Kiidk’yaas, also known as the “golden spruce”, grew on the bank of the Yakoun River. The site is tied to ancient Haida stories and was locally significant to many inhabitants of Haida Gwaii. This genetically rare tree was cut down in 1997. A short well-maintained trail leads from the parking area through old-growth forest to the bank of the Yakoun River overlooking where the Golden Spruce once stood.
Yaaguun G̱andlaay is one of the most important Haida food fish gathering sites on Haida Gwaii.
The heritage site/conservancy is underlain by undivided sedimentary rocks. The surficial geology is made up of coarse textured morainal deposits over plains and gentle slopes in the upland areas and fine textured fluvial material and some coarser deposits along the valley bottoms. Yaaguun G̱andlaay Heritage Site/Conservancy is situated at the mouth of the Yakoun River, the largest river drainage on Haida Gwaii. The estuary is dominated by warm shallow, sandy and flat bottom physiography typified by low current and low exposure.
It contains some of the most productive forests on Haida Gwaii with over half (56%) in old growth condition. Slender-spiked mannagrass ( Glyceria leptostachya ) and angled bitter-cress ( Cardamine angulata ) are locally rare species that occur within the area.
Yaaguun G̱andlaay Heritage Site/Conservancy is the only estuary on Haida Gwaii that serves as habitat for all coastal salmon species. Florence Creek, Canoe Creek and the Yakoun River are fish-bearing with the latter hosting chinook salmon (wild and augmented), chum salmon, coho salmon, (wild and augmented), coastal cutthroat trout, eulachon, pink salmon, sockeye salmon, steelhead, aleutian sculpin, prickly sculpin, threespine stickleback, river lamprey and Western brook lamprey. Steelhead and Dolly Varden are also found in the area. This estuary contains important habitat for eelgrass and juvenile salmon.

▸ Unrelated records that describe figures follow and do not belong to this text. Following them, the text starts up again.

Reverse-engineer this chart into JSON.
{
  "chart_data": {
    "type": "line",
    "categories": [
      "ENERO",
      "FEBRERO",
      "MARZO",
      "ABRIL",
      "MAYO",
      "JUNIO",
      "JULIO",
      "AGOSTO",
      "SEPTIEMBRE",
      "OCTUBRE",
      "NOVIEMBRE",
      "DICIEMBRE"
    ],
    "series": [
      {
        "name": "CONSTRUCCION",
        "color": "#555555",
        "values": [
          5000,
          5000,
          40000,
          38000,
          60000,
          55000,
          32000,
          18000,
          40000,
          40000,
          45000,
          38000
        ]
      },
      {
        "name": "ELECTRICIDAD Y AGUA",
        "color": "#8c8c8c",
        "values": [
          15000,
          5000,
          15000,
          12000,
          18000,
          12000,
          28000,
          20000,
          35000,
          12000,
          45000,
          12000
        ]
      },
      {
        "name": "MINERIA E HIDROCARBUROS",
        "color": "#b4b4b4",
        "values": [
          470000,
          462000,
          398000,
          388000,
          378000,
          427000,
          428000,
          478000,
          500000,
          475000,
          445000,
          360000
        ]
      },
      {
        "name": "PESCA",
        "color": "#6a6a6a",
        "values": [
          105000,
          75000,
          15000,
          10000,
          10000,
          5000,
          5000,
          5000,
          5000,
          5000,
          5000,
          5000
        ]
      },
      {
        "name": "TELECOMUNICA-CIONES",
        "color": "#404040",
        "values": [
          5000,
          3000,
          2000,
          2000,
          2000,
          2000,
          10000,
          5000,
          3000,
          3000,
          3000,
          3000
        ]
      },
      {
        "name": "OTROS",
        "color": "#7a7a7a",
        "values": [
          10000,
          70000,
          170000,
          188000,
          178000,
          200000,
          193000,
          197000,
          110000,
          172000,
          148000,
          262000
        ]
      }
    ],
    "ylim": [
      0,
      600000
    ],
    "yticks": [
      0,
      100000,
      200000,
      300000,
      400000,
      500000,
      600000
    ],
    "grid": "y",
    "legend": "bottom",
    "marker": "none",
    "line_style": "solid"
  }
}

The cultural heritage values in the heritage site/conservancy include opportunities for the ongoing continuance of Haida culture through traditional use of the area. Some examples of traditional use within Yaaguun G̱andlaay Heritage Site/Conservancy may include monumental cedar and cedar bark harvesting, medicinal plant harvesting, hunting, fishing, trapping and food gathering. The heritage site/conservancy also provides a place for the physical expression of culture through monumental art such as totems or establishment of traditional style infrastructure such as longhouses.
BC Parks honours Indigenous Peoples’ connection to the land and respects the importance of their diverse teachings, traditions, and practices within these territories. This park webpage may not adequately represent the full history of this park and the connection of Indigenous Peoples to this land. We are working in partnership with Indigenous Peoples to update our websites so that they better reflect the history and cultures of these special places.